Dal 1781 la chiesa divenne sede della Congregazione dei giovani di San Luigi, fondata nel 1754 da un sacerdote napoletano della Congregazione dei missionari del collegio Massimo dei padri della Compagnia di Gesù, con lo scopo di offrire una formazione spirituale e morale ai giovani tra i 13 e i 20 anni.Il promontorio sul quale sorge la chiesa è stato rinforzato e salvato dall’erosione del mare con piloni di pietra grigia che fanno risaltare la massa bianca dell’edificio creando un suggestivo contrasto cromatico. La chiesa è stata recentemente restaurata e ristrutturata; in alcuni punti, come i pilastri e la volta della cupola, sono state lasciate a vista le strutture originarie.
Almeno fino al 1985, anno di compilazione delle schede di catalogo della Soprintendenza di Napoli, in sacrestia erano conservate numerose opere, tra le quali una vasca in pietra grigia risalente al XV sec. decorata da due grifoni nella faccia anteriore (cfr. Monti, 1980, pp. 645-646, fig. n. 176 p. 646: Monti fa risalire la vasca all’IX-X sec.) e una tavola in pessimo stato di conservazione raffigurante L’andata al calvario, eseguita nel 1554 per conto di un certo Bernardino Migliaccio.
La tavola, catalogata come opera di un ignoto pittore napoletano legato ai modi del pittore di origine spagnola Francesco Roviale, è stata attribuita a Marco Pino da Leone de Castris, che la considera una delle prime opere realizzate dall’artista toscano durante il suo lungo soggiorno napoletano. (cfr. A. Della Ragione, 2005).
La chiesa del Soccorso, singolare esempio di architettura locale, sorge in una posizione particolarmente suggestiva e scenografica, su un promontorio a picco sul mare che da essa prende il nome di punta del Soccorso. La chiesa è preceduta da un caratteristico sagrato delimitato da una doppia rampa di scalini di piperno distribuiti a semicerchio e decorato da mattonelle maiolicate policrome.
Il sagrato si allarga in una terrazza panoramica con tipici sedili di pietra che gira intorno alla chiesa; al centro della terrazza si erge una croce di pietra, il cui basamento è rivestito di piastrelle maiolicate. Al centro del sagrato, davanti al portale, sporge un pianerottolo a pianta semiellittica il cui parapetto è decorato con maioliche raffiguranti soggetti religiosi e motivi floreali.
L’originale facciata offre una mescolanza di elementi gotici, rinascimentali, barocchi.

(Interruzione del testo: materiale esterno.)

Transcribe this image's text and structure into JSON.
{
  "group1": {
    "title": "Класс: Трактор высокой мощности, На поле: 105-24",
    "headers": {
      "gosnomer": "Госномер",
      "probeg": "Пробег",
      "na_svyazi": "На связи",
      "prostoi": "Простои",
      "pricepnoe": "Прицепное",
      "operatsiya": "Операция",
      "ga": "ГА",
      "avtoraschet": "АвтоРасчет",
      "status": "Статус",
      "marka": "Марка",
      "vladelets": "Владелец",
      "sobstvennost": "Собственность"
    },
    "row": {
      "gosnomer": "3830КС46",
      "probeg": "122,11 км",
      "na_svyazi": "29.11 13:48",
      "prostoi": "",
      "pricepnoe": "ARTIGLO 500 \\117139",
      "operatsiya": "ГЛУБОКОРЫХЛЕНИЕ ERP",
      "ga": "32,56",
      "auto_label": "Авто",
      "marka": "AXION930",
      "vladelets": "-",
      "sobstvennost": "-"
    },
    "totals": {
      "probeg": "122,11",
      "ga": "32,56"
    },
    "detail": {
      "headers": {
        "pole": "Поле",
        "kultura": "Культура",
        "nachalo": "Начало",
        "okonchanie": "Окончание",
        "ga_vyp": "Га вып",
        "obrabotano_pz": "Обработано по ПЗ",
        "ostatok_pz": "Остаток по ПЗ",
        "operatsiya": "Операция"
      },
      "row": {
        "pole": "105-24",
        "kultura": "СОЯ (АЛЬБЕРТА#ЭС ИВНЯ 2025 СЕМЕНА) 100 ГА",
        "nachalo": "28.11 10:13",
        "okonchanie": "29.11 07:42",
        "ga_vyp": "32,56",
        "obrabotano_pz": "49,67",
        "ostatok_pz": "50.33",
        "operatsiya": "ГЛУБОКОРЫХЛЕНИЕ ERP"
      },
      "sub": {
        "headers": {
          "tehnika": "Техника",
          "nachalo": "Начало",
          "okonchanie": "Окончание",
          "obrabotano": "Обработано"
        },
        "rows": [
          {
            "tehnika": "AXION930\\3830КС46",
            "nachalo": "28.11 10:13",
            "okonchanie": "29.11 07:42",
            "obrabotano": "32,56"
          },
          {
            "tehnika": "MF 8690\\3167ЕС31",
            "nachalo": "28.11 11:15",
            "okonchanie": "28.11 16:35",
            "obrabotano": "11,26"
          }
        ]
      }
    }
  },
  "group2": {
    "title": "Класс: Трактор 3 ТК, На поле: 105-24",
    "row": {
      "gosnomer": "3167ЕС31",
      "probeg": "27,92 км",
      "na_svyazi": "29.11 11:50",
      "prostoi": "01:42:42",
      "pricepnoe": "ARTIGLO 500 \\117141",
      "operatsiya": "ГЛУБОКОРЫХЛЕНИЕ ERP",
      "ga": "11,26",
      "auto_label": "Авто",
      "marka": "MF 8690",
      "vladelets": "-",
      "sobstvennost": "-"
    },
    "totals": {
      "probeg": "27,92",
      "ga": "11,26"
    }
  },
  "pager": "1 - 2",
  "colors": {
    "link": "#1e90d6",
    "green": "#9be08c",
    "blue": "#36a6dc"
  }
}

In alto segue la curvatura della volta a botte della navata, al centro è sormontata da una croce con basamento di ispirazione barocca, ai due lati termina con cartigli solo abbozzati, anch’essi espressione di un rustico barocco orientaleggiante.
Sul lato sinistro si erge il piccolo campanile con cuspide piramidale in stile gotico. Il bianco della facciata è interrotto solo dal portale rinascimentale in pietra grigia risalente alla prima metà del XVII sec., al di sopra del quale si apre un oculo. Le facciate laterali offrono un asimmetrico insieme di contrafforti, cupolette, piccole finestre quadrate, rettangolari, circolari e ovali.

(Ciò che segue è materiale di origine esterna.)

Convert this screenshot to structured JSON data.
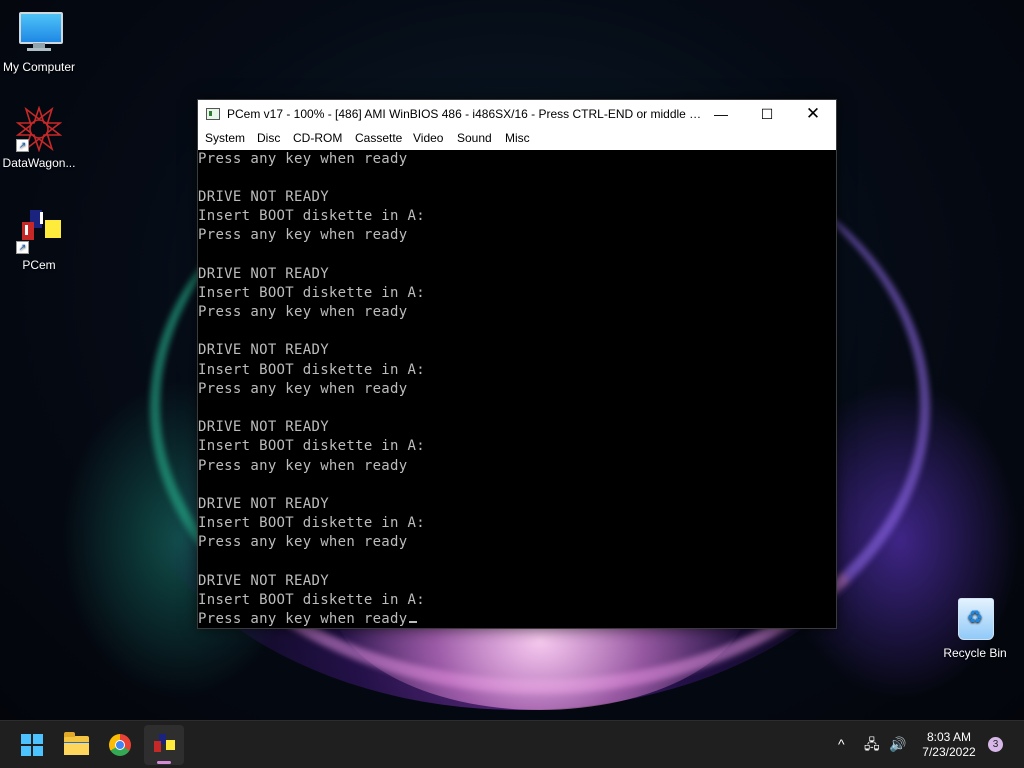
{
  "desktop": {
    "icons": [
      {
        "label": "My Computer",
        "icon": "computer-icon"
      },
      {
        "label": "DataWagon...",
        "icon": "datawagon-icon"
      },
      {
        "label": "PCem",
        "icon": "pcem-icon"
      },
      {
        "label": "Recycle Bin",
        "icon": "recycle-bin-icon"
      }
    ]
  },
  "window": {
    "title": "PCem v17 - 100% - [486] AMI WinBIOS 486 - i486SX/16 - Press CTRL-END or middle butt...",
    "controls": {
      "minimize": "—",
      "maximize": "☐",
      "close": "✕"
    },
    "menu": [
      "System",
      "Disc",
      "CD-ROM",
      "Cassette",
      "Video",
      "Sound",
      "Misc"
    ],
    "screen_lines": [
      "Press any key when ready",
      "",
      "DRIVE NOT READY",
      "Insert BOOT diskette in A:",
      "Press any key when ready",
      "",
      "DRIVE NOT READY",
      "Insert BOOT diskette in A:",
      "Press any key when ready",
      "",
      "DRIVE NOT READY",
      "Insert BOOT diskette in A:",
      "Press any key when ready",
      "",
      "DRIVE NOT READY",
      "Insert BOOT diskette in A:",
      "Press any key when ready",
      "",
      "DRIVE NOT READY",
      "Insert BOOT diskette in A:",
      "Press any key when ready",
      "",
      "DRIVE NOT READY",
      "Insert BOOT diskette in A:",
      "Press any key when ready"
    ],
    "screen_text_color": "#bcbcbc"
  },
  "taskbar": {
    "apps": [
      "start-icon",
      "file-explorer-icon",
      "chrome-icon",
      "pcem-icon"
    ],
    "tray": {
      "chevron": "^",
      "network": "🖧",
      "volume": "🔊"
    },
    "time": "8:03 AM",
    "date": "7/23/2022",
    "notification_count": "3",
    "accent": "#4cc2ff"
  }
}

L’interno della chiesa è di estrema semplicità: la pianta è basilicale, vi è un’unica navata con tre cappelle laterali; la più ampia è la cappella del Crocifisso, sul lato sinistro, coperta da volta a crociera e chiusa da una balaustra in marmo e ringhiera di ferro.

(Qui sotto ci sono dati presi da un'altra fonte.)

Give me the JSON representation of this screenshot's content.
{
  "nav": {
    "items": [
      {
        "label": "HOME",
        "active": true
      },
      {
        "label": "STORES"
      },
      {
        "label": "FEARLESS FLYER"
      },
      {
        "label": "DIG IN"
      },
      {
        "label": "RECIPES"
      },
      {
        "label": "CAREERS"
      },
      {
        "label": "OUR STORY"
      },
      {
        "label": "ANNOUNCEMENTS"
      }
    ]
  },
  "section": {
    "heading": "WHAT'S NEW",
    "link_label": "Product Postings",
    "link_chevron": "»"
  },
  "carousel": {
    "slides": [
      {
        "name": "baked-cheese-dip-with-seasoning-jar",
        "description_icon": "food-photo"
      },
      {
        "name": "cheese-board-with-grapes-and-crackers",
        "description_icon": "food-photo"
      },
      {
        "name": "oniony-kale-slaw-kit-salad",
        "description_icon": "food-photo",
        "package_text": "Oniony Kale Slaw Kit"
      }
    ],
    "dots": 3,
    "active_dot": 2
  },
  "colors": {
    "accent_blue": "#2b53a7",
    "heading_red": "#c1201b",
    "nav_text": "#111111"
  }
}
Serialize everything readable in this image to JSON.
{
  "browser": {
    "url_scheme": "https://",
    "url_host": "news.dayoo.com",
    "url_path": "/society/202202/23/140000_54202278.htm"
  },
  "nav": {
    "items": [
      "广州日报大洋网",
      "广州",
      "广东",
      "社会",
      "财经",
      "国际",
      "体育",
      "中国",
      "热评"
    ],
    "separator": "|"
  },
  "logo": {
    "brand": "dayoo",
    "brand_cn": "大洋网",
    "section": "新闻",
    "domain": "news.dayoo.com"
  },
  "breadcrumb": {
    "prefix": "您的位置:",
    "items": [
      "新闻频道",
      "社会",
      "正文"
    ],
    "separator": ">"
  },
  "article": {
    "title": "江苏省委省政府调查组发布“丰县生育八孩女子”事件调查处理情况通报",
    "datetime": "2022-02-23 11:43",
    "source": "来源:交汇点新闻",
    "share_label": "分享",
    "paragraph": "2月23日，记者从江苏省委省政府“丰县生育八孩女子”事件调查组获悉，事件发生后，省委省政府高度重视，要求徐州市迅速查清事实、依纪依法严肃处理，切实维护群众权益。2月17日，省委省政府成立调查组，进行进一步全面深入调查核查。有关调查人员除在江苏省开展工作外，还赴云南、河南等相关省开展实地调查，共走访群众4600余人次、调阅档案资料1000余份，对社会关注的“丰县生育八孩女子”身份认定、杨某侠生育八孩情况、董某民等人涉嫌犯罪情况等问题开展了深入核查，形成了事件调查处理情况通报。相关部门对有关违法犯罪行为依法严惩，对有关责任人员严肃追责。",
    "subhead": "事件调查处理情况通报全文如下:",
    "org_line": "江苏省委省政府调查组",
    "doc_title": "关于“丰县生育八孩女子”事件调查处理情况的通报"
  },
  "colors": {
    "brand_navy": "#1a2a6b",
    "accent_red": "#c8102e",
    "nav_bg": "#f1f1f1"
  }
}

L’aspetto più interessante è dato dal succedersi di diversi tipi di volte: al primo tratto a botte segue una volta a crociera e in fondo la cupola con pennacchi sferici, illuminata da quattro finestre a occhio di bue. Il pavimento dell’abside è rivestito di mattonelle di maiolica. Le uniche altre decorazioni sono lesene corinzie e cornici su cui poggiano modellini di velieri, ex voto di marinai. Anche nella sacrestia sono conservati alcuni dipinti raffiguranti naufragi fatti eseguire come ex voto da marinai o da sopravvissuti a tempeste in mare.